- First edition 1924
- Written by: George S. Kaufman Marc Connelly

Premiere
- Date premiered: February 12, 1924
- Place premiered: Broadhurst Theatre, New York City

= Beggar on Horseback =

Beggar on Horseback is a 1924 play by George S. Kaufman and Marc Connelly.

The play is a parody of the expressionistic parables that were popular at the time; its title derives from the proverb "Set a beggar on horseback, and he'll ride at a gallop," "Set a beggar on horseback, and he'll ride to hell," or "Set a beggar on horseback, and he will ride to the devil," meaning that if you give wealth to the undeserving, they will be the worse for it. The play rails against the perils of trading one's artistic talents for commercial gain. At its core is Neil McRae, a poor, young classical composer. Concerned about how hard he is working at odd jobs to meet his financial obligations, his friends - a doctor visiting from back home and his neighbor, Cynthia Mason, in whom he has more than a passing interest - urge him to marry Gladys Cady, whose father is a wealthy industrialist. However, the man also favors the Tin Pan Alley school of musical composition, to which McRae is staunchly opposed. Conflict arises when he is offered a job making widgets at a substantial salary if he agrees to give up his "foolish" interest in the classics.

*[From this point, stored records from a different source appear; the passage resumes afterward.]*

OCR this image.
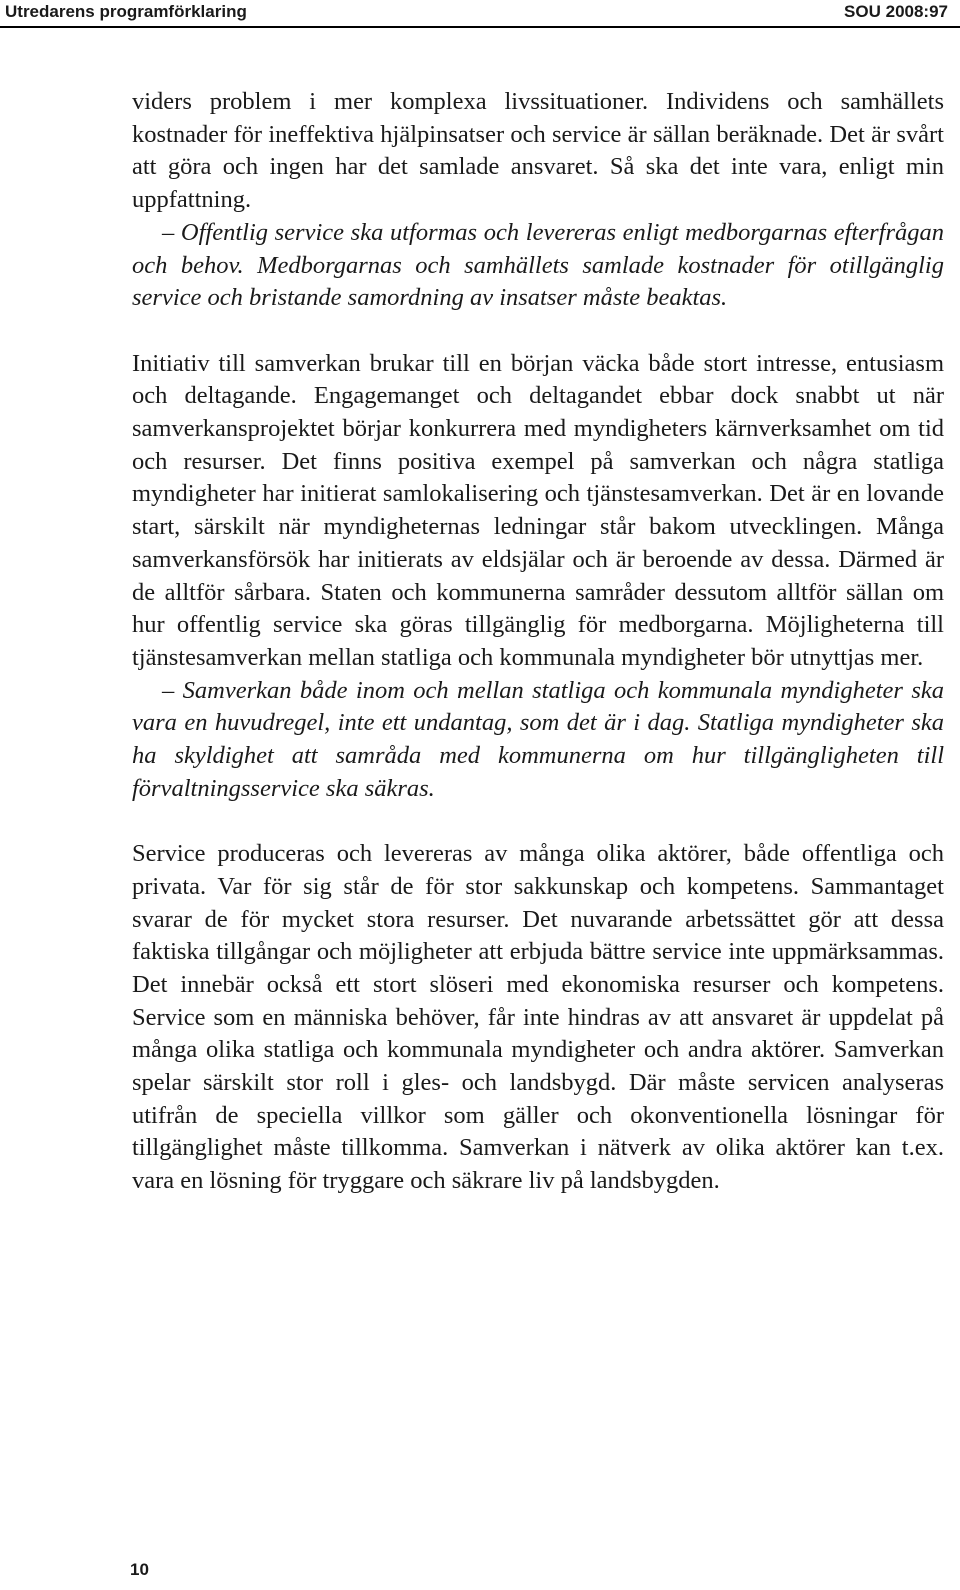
Utredarens programförklaring	SOU 2008:97

viders problem i mer komplexa livssituationer. Individens och samhällets kostnader för ineffektiva hjälpinsatser och service är sällan beräknade. Det är svårt att göra och ingen har det samlade ansvaret. Så ska det inte vara, enligt min uppfattning.

– Offentlig service ska utformas och levereras enligt medborgarnas efterfrågan och behov. Medborgarnas och samhällets samlade kostnader för otillgänglig service och bristande samordning av insatser måste beaktas.

Initiativ till samverkan brukar till en början väcka både stort intresse, entusiasm och deltagande. Engagemanget och deltagandet ebbar dock snabbt ut när samverkansprojektet börjar konkurrera med myndigheters kärnverksamhet om tid och resurser. Det finns positiva exempel på samverkan och några statliga myndigheter har initierat samlokalisering och tjänstesamverkan. Det är en lovande start, särskilt när myndigheternas ledningar står bakom utvecklingen. Många samverkansförsök har initierats av eldsjälar och är beroende av dessa. Därmed är de alltför sårbara. Staten och kommunerna samråder dessutom alltför sällan om hur offentlig service ska göras tillgänglig för medborgarna. Möjligheterna till tjänstesamverkan mellan statliga och kommunala myndigheter bör utnyttjas mer.

– Samverkan både inom och mellan statliga och kommunala myndigheter ska vara en huvudregel, inte ett undantag, som det är i dag. Statliga myndigheter ska ha skyldighet att samråda med kommunerna om hur tillgängligheten till förvaltningsservice ska säkras.

Service produceras och levereras av många olika aktörer, både offentliga och privata. Var för sig står de för stor sakkunskap och kompetens. Sammantaget svarar de för mycket stora resurser. Det nuvarande arbetssättet gör att dessa faktiska tillgångar och möjligheter att erbjuda bättre service inte uppmärksammas. Det innebär också ett stort slöseri med ekonomiska resurser och kompetens. Service som en människa behöver, får inte hindras av att ansvaret är uppdelat på många olika statliga och kommunala myndigheter och andra aktörer. Samverkan spelar särskilt stor roll i gles- och landsbygd. Där måste servicen analyseras utifrån de speciella villkor som gäller och okonventionella lösningar för tillgänglighet måste tillkomma. Samverkan i nätverk av olika aktörer kan t.ex. vara en lösning för tryggare och säkrare liv på landsbygden.

10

The original Broadway production opened on February 12, 1924 at the Broadhurst Theatre, where it ran for 223 performances. The cast included Roland Young, Osgood Perkins, Spring Byington, and Frederic Richard Sullivan.

The play was revived with most of the original cast a mere seven months later, opening on March 23, 1925, at the Shubert Theatre, where it ran for 16 performances.

Forty-five years later, after 13 previews, another revival opened on May 14, 1970, at Lincoln Center's Vivian Beaumont Theater, where it ran for 52 performances. The cast included Leonard Frey and Susan Watson.

==Film version==
On August 24, 1925, Paramount Pictures released a silent film version directed by James Cruze and starring Edward Everett Horton. Only three reels of this seven-reel film exist.